Once a company’s bills are reviewed and processed, the UtilityPay Manager issues payment and creates general ledger files that are electronically fed back the company’s management software, which in Alliance’s case is RealPage. Alliance also took advantage of NWP’s bill funding options allowing the program to submit payments within split-second correlation to due dates, avoiding late fees and penalties.

Finally, all data is collected and trending reports created in order to benchmark performance into the future.

Alliance update
At the end of 2007, the leadership of Alliance Residential Management, LLC. changed.
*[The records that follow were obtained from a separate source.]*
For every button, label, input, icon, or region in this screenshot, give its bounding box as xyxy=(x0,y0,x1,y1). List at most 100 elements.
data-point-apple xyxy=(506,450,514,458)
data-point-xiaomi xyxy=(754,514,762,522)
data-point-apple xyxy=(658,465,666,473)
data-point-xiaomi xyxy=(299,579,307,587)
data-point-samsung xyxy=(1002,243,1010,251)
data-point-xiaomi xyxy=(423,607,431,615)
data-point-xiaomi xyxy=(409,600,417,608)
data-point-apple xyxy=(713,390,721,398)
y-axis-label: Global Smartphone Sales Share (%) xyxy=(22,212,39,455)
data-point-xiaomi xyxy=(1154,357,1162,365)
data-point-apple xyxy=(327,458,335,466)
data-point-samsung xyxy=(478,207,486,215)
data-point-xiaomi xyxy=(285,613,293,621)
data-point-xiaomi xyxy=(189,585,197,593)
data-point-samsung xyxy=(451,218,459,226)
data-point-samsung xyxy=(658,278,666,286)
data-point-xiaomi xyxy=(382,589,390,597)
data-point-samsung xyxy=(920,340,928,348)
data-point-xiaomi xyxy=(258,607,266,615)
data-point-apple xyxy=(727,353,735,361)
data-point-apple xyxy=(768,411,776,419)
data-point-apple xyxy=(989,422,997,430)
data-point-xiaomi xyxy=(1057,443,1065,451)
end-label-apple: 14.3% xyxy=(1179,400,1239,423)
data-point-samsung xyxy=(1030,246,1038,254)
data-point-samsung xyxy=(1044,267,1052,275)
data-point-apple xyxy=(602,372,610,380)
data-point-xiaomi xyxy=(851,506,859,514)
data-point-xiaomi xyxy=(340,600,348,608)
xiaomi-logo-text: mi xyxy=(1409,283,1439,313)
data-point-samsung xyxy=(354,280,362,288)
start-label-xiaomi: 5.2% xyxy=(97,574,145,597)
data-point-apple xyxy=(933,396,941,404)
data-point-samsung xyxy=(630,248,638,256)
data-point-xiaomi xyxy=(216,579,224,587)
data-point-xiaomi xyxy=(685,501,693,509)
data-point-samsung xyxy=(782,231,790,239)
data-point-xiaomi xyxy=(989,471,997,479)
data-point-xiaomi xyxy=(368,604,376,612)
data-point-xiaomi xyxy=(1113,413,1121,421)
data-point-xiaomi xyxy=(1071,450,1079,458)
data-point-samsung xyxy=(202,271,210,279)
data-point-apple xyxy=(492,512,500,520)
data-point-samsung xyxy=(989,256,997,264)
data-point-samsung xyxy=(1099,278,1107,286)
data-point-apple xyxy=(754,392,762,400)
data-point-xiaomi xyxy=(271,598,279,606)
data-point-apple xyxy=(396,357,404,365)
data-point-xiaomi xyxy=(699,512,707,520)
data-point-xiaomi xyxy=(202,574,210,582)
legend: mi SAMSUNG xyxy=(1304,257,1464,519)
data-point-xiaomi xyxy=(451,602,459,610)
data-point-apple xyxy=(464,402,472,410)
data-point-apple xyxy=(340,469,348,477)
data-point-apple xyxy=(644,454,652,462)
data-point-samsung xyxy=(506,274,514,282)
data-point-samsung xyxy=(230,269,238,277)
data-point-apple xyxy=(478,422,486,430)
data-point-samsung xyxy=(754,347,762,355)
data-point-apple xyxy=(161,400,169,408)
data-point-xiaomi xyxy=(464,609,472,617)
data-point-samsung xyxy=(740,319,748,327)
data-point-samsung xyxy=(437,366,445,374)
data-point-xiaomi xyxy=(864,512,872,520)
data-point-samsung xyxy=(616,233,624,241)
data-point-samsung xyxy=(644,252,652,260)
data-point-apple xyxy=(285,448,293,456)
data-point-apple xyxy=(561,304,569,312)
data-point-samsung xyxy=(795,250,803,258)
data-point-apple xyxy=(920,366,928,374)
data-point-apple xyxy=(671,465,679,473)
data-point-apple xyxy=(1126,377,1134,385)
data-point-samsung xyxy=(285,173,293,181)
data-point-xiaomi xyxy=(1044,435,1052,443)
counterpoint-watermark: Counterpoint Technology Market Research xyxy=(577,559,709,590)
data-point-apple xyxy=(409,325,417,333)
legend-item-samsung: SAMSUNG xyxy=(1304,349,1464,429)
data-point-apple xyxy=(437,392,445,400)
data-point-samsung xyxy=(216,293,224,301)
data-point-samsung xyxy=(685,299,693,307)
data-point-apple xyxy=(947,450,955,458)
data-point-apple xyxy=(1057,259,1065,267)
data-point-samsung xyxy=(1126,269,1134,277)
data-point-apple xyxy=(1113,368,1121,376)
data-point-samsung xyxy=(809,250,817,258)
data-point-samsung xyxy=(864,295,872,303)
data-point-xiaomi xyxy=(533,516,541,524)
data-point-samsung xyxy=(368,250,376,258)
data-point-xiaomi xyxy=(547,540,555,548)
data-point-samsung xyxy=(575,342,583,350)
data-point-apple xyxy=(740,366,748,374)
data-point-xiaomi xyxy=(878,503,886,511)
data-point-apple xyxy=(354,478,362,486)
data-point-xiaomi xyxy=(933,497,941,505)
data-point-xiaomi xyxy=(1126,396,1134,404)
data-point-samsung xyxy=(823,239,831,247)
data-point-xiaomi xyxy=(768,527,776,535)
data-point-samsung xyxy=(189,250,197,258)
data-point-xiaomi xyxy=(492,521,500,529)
Andy Schor struck out on his own to form a new venture, while Steve Ivankovich remained as CEO and chairman.

During this change, Alliance’s largest joint venture partner, Babcock and Brown, transitioned the management of 20,000 units to its in- house management company, Babcock and Brown Residential (BBR).

The deal left Alliance with 20,000 units, and a unit make-up of 75 percent class C and 25 percent class B properties. Within the remaining portfolio, a property in Florida and another in Texas were sold off, and two went back to the lender, clearing about 5,000 units from the final agreement.

Today, Alliance operates communities in Arizona, Texas, Indiana, North Carolina, Tennessee, Georgia and Florida.